Election Day is next week - Tuesday, November 7th. If you are still undecided, here is more information about the race via Hudson Reporter:
First Ward Councilman Michael DeFusco grew up in Marlboro, N.J. He moved to Hoboken the day after graduating from the George Washington University and started his career as a marketing professional in New York City.
“I have spent the majority of my life post-college here in Hoboken, and that’s typical of a lot of people here,” said DeFusco. “I’ve come to love it here. As a guy born and raised in New Jersey, I had always heard of Hoboken as a fantastic city, a place where residents and culture thrive. Everyone growing up wanted to move to Hoboken.”
Now he is a homeowner and full-time marketing executive for a fortune 500 media broadcast company in New York City, where he oversees a multimillion dollar budget, employees, and projects. He said he will leave the job if he becomes mayor.
“I am the only candidate running who works in a field unrelated to state or Hoboken politics,” he added.
DeFusco said he first got involved in politics by volunteering for the Obama campaign in 2007.
“When Obama decided to come to Hoboken, I went to his rally and I was moved by the positive changes he wanted to make,” said DeFusco who then worked on his primary campaign.
He then got a seat on the Zoning Board in 2011, where he served for five years, before he ran for City Council in 2015, beating mainstay Theresa Castellano.
“Despite everyone telling me I wasn’t going to win, sure enough I beat a longtime incumbent by 14 percent,” said DeFusco.
He said his biggest accomplishments are work he did on the Zoning Board and City Council. He cited approving the building where Trader Joe’s is located, working to include affordable housing in new buildings, and the fight to improve traffic in southwest Hoboken. He also mentioned obtaining a commitment from the train terminal operators for an outdoor French market.
DeFusco was the only political official to announce his candidacy for mayor against Mayor Dawn Zimmer earlier this year, before she announced in June that she was not going to seek another term.
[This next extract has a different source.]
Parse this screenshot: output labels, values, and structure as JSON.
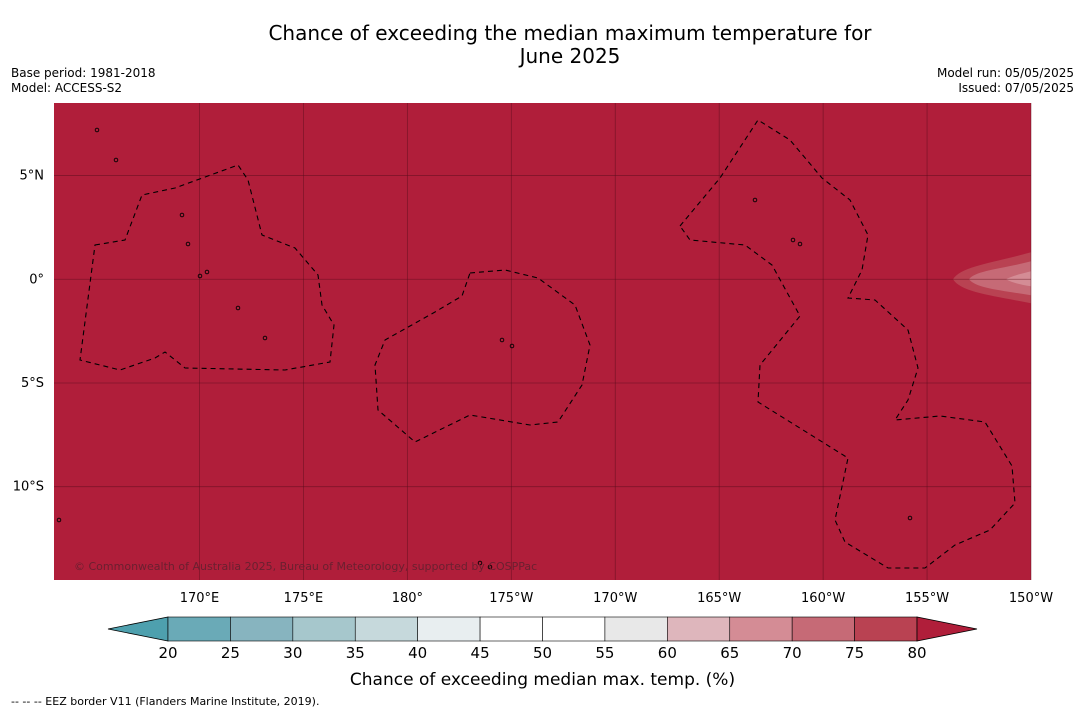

He also had stood up to her on certain matters, such as zoning, whereas his opponents – Jennifer Giattino and Ravi Bhalla – rarely if ever publicly opposed her until this campaign. Giattino and Bhalla have both been on the council for more than one term.
“After working with the mayor, after disagreeing with the mayor, after having successes with the mayor, and after being frustrated with the mayor, I had an opportunity to decide again if I wanted to run for office,” he said. “And I decided to run against Dawn because I feel I can do a better job.”
DeFusco said his main issue is transparency.
“I don’t think we have had an administration that’s been transparent,” said DeFusco, citing the 8.5 million debt with the city’s water provider, the city budget funded by “unbridled haphazard residential development,” and the acquisition of park land using eminent domain which took the city 10 years to build.
He said one of his biggest frustrations is that “we had a master plan reexam in 2010 and during that time no one codified the recommendations the plan made.”
He said the masterplan is the “roadmap” that will help guide development and redevelopment zones instead of “zoning by variance.”
He said if elected he will turn the recommendations into law and that he will work with the Planning Board and City Council to update the city’s outdated zoning.
As for development, he said he would like to see a mix of residential and commercial space including tech incubators, urban wineries, co-working spaces, and mom-and-pop shops.
He said eminent domain is a last resort used for a greater public good but only after honest upfront negotiations have taken place with property owners.
He said rent control not only helps senior citizens or those who have been in town for 30 years but journalists, artist, musicians, and teachers.
Some residents have criticized DeFusco for running a negative campaign. He has pointed out problems with almost every other candidate.
“If the facts sound or seem negative, perhaps it because they actually are negative,” He said “When ever we state a fact, it is sourced with where we found it including news sources or council documents.”
DeFusco is the most highly funded candidate, collecting more than $300,000 in donations this year. This has led some residents to wonder if he will be beholden to some of his contributors if elected mayor. Residents have also said that he may be supported by the Hudson County Democratic political machine. For instance, his hired campaign spokesman is also the spokesman for North Bergen Mayor Nicholas Sacco, a leader of the countywide party.
“Independence to me is the heart and soul of why I ran in the first place,” said DeFusco. “Nobody asked me to run in the 1st Ward. Nobody put me up to run against Mayor Zimmer for the mayor’s office. I did this because I independently knew that my vision, my heart, and my integrity were going to serve the city well.”
“I’m honored to have the support of many in the building trades,” he said, “however they aren’t developers, they aren’t land owners. There are actually benefits in the long run in terms of our ability to find support in Trenton to find support in finding money in Washington. Having the support of trade unions is a good thing for leadership because we can work together with them to make sure we can find additional funding for resiliency or our water main infrastructure or our failing sewerage line.”
He added, “So in regards to independence, it’s a common political tactic that my opponents have used successfully in other races, but it’s not holding. It’s not sticking against me because I think people are smart enough to know that.”